Viremia dan Respon Imun

Setelah virus dengue masuk kedalam tubuh manusia, virus berkembang biak dalam sel retikuloedotelial yang selanjutnya diikuti dengan viremia yang berlangsung 5 – 7 hari. Akibat infeksi virus ini akan terbentuk respon imun baik seluler maupun humoral, antara lain anti neutralisasi, anti-hemaglutinin, anti komplemen. Antibodi yang muncul pada umumnya adalah IgG dan IgM, Pada infeksi dengue primer antibodi mulai terbentuk dan pada infeksi sekunder kadar antibodi yang telah ada meningkat (booster effect) (4,16).

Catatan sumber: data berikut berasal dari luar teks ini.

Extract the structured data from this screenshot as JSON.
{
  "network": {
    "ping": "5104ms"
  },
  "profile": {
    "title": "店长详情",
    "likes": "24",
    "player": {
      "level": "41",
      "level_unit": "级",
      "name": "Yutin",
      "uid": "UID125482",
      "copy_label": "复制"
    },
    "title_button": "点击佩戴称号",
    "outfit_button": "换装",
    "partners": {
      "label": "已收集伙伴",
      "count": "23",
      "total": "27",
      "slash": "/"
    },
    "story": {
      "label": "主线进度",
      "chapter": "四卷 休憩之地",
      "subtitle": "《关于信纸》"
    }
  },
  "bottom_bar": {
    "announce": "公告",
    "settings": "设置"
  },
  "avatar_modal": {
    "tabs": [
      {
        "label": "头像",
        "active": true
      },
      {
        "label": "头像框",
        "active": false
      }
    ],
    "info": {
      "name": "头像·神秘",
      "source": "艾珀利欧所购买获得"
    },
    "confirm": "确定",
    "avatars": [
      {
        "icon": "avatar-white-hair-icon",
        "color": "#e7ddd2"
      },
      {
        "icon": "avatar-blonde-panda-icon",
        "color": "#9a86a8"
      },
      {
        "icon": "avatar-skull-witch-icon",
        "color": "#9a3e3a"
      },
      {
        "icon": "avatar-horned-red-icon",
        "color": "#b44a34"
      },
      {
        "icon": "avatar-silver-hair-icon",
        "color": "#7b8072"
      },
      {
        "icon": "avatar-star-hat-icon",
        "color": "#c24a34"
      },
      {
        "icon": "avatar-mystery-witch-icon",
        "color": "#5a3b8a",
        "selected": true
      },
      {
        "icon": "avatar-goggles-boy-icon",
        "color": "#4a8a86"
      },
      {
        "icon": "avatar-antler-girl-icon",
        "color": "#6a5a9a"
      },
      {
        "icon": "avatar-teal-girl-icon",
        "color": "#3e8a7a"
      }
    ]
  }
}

Antibodi terhadap virus dengue dapat ditemukan di dalam darah sekitar demam hari ke-lima, meningkat pada minggu pertama sampai dengan ketiga, dan menghilang setelah 60 – 90 hari. Kinetik kadar IgG berbeda dengan kinetik kadar antibodi IgM, oleh karena itu kinetik antibodi IgG harus dibedakan antara infeksi primer dan sekunder. Pada infeksi primer antibodi IgG meningkat sekitar demam hari ke-14 sedangkan pada infeksi sekunder antibodi IgG meningkat pada hari kedua. Oleh karena itu diagnosa dini infeksi primer hanya dapat ditegakkan dengan mendeteksi antibodi IgM setelah hari sakit hari kelima, diagnosis infeksi sekunder dapat ditegakkan lebih dini dengan adanya peningkatan antibodi IgG dan IgM yang cepat (4).